Gubernur Kalimantan Timur Isran Noor merasa bangga, usai provinsinya resmi menjadi kawasan Ibu Kota Nusantara. Terlebih menurut dia, agenda tinjauan bersama hari ini menjadi sejarah bagi bangsa yang terukir di Kalimantan Timur.
"Ini sebuah sejarah yang menurut saya mungkin tidak ada di dunia, baru ada kali ini terjadi di Republik Indonesia khususnya yang ada di Kalimantan Timur di tempat Ibu Kota Nusantara ini," kata Isran dalam keterangan kepada awak media di Titik Nol IKN, Senin (14/3).

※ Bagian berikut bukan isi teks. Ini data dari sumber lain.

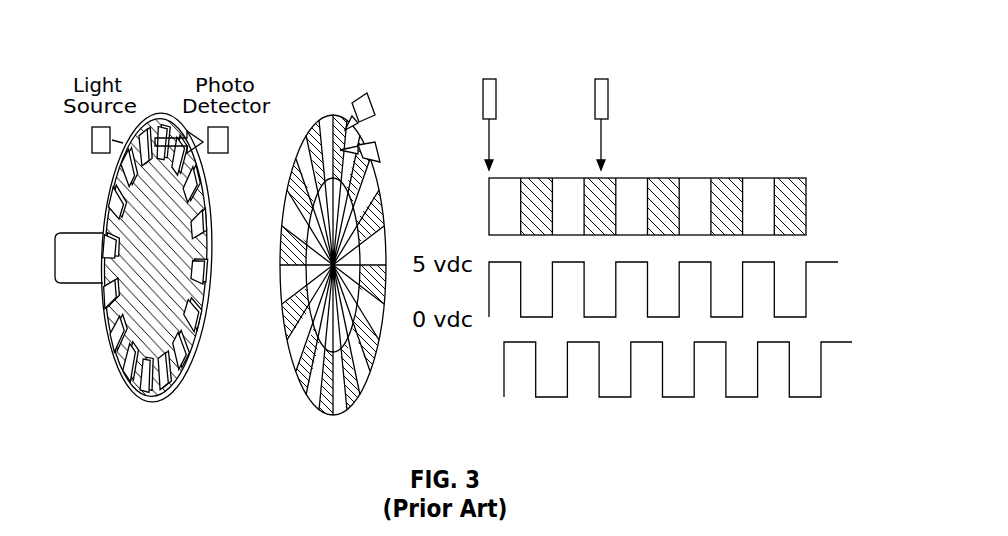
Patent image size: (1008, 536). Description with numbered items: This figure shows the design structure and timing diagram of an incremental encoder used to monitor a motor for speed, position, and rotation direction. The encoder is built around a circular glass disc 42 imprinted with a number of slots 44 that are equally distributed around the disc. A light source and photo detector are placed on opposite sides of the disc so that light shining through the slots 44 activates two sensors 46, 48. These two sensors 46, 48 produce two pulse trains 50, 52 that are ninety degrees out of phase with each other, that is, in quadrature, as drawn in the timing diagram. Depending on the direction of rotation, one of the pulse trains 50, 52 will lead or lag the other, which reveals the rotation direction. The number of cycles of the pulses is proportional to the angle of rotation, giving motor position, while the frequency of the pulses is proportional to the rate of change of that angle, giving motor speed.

The circular glass disc 42 is at (108, 343).
The slots 44 is at (201, 329).
The sensor 46 is at (358, 96).
The sensor 48 is at (368, 140).
The pulse train 50 is at (822, 250).
The pulse train 52 is at (834, 332).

Isran memandang, Presiden Jokowi adalah kepala negara yang membuat nyata impian para presiden terdahulu, yakni Soekarno dan Soeharto serta Susilo Bambang Yudhoyono (SBY). Diketahui, ketiganya memiliki mimpi memindah ibu kota namun Jokowi yang berhasil mewujudkan.
"Beliau mewujudkan tiga cita-cita pemimpin bangsa ini yang dua sudah meninggal, satu belum, Pak Presiden Soekarno yang mau memindahkan ibu kota tahun 57 ke Kalimantan Tengah Palangkaraya, kemudian Presiden Soeharto juga ingin memindahkan tetapi di Jonggol tetapi tidak jadi, Kemudian Bapak Presiden SBY juga akan memindahkan itu ke Jonggol Selatan. Artinya beliau memiliki sebuah wujud pemimpin bangsa kita yang luar biasa," puji Isran.
Kebanggaan Isran diklaim juga menjadi kebanggaan masyarakatnya. Dia percaya, degan hadirnya IKN, maka dampak pemerataan luas bisa terwujud di Nusantara.
"Karena kalau kita tarik garis silang begini maka ibu kota ini ada di titik silang itu. Jadi dampak semuanya apakah itu ekonomi pembangunan dan segala kesejahteraan masyarakat akan mengikutinya secara otomatis," katanya.